|
Chiapas
11 Août
Palenque
-> San Cristobal
De Palenque à San Cristobal, il faut compter 200
Km et… quatre heures de bus, une paille ! En dessous
de cinq heures de transport, pour nous c'est maintenant
une balade touristique ! Sauf qu'ici, on est au cœur
de la montagne et que San Cristobal est à 2100 mètres
d'altitude alors le voyage, même s'il est joli, est
un peu éprouvant tant les lacets sont nombreux.
Lorsque
l'on arrive, il pleut et il fait froid, on rêvait
meilleur accueil.
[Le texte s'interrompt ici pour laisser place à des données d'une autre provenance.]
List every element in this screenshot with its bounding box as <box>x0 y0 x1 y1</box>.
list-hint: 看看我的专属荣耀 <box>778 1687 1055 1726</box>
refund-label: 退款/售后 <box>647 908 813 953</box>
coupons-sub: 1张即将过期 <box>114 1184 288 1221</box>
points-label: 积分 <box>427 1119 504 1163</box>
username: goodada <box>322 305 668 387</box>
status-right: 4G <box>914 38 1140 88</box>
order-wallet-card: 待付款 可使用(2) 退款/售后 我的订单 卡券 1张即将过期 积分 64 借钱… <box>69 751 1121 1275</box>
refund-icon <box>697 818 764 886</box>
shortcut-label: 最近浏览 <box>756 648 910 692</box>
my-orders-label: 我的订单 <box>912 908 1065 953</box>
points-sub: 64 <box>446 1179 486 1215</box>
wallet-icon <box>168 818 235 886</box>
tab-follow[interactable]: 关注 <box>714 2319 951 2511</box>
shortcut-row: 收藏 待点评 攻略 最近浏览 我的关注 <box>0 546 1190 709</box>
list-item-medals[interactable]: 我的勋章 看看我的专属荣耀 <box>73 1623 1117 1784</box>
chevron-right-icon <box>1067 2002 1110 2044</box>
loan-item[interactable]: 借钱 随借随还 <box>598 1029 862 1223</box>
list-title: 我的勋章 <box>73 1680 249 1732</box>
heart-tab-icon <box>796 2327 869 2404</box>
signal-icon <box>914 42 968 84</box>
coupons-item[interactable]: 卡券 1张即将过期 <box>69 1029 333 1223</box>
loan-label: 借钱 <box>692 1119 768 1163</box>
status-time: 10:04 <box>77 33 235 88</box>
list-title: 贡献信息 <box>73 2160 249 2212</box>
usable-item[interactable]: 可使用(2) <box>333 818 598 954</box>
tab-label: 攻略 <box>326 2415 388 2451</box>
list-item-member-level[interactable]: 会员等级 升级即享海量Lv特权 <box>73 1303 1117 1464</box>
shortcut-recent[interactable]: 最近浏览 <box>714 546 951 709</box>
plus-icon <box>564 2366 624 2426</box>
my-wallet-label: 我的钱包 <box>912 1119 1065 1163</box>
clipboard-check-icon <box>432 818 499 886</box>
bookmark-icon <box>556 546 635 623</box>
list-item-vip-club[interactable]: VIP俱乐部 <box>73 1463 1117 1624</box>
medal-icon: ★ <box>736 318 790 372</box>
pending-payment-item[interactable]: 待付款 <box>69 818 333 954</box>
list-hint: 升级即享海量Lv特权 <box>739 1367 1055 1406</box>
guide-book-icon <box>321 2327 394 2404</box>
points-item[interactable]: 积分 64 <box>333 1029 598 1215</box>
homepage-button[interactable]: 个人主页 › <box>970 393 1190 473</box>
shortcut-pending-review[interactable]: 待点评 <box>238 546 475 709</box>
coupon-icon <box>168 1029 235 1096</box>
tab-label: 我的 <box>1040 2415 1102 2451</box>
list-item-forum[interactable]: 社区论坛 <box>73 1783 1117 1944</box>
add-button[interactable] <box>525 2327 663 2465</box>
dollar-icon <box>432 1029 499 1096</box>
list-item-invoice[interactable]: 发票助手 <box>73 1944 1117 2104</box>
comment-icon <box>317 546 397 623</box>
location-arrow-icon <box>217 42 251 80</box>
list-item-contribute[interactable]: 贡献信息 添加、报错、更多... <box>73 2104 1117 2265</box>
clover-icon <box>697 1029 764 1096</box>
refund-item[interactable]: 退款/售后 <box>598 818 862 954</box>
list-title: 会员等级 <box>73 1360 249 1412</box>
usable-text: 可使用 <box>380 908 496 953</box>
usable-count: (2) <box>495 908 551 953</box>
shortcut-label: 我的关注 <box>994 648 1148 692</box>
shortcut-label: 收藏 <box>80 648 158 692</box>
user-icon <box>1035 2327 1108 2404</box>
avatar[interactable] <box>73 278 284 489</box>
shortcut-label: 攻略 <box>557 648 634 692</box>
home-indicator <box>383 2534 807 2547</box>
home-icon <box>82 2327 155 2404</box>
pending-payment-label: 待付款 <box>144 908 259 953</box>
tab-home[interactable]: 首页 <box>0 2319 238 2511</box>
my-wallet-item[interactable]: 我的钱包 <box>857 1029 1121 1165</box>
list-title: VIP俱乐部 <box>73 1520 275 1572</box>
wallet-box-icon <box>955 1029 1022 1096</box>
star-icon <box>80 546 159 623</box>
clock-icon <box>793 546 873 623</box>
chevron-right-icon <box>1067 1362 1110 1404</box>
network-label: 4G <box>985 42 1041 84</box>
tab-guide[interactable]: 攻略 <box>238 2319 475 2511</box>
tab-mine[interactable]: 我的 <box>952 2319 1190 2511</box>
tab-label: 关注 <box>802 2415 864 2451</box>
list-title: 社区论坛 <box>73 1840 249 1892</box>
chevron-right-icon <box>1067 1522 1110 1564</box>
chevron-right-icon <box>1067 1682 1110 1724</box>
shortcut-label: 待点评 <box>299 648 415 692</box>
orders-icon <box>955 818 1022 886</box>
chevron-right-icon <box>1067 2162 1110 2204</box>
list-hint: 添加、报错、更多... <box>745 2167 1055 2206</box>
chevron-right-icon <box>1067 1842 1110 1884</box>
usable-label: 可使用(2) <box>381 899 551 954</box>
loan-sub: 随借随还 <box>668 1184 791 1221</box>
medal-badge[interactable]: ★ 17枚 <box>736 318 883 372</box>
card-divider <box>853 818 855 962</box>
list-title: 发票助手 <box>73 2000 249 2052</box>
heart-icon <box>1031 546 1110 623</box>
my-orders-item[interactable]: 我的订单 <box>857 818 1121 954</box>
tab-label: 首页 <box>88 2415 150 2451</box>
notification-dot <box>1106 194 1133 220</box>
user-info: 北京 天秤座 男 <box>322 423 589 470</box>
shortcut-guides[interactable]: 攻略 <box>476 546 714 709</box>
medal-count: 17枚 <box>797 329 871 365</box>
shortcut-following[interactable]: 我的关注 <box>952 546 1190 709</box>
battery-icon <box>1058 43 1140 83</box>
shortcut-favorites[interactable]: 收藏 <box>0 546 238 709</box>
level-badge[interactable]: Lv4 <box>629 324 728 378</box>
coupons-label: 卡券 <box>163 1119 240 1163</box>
San Cristobal, ça se mérite
! Et si nous sommes ici, c'est parce que San Cristobal de
las Casas, cette petite ville du fin fond du Chiapas, a
une longue histoire. D'abord, celle de son passé
colonial : elle fut contrôlée en 1528 par l'Espagne
mais fut toujours administrée depuis le Guatemala
voisin, si bien que les citoyens Espagnols s'arrogèrent
toujours l'essentiel des richesses au dépend des
Indiens. Paradoxalement, c'est l'église et notamment
un moine Dominicain nommé Bartolomé de las
Casas qui défendit les Indiens opprimés. La
ville porte son nom.
Sous-commandant
Marcos et les Zapatistes.
L'autre
événement historique, plus récent celui
là, qui a marqué l'histoire de la ville, a
eu lieu le 1er janvier 1994.
Ce jour là, à San Cristobal de Las Casas,
les Zapatistes prirent d'assaut les bâtiments administratifs
pour défendre les Indiens opprimés du Chiapas.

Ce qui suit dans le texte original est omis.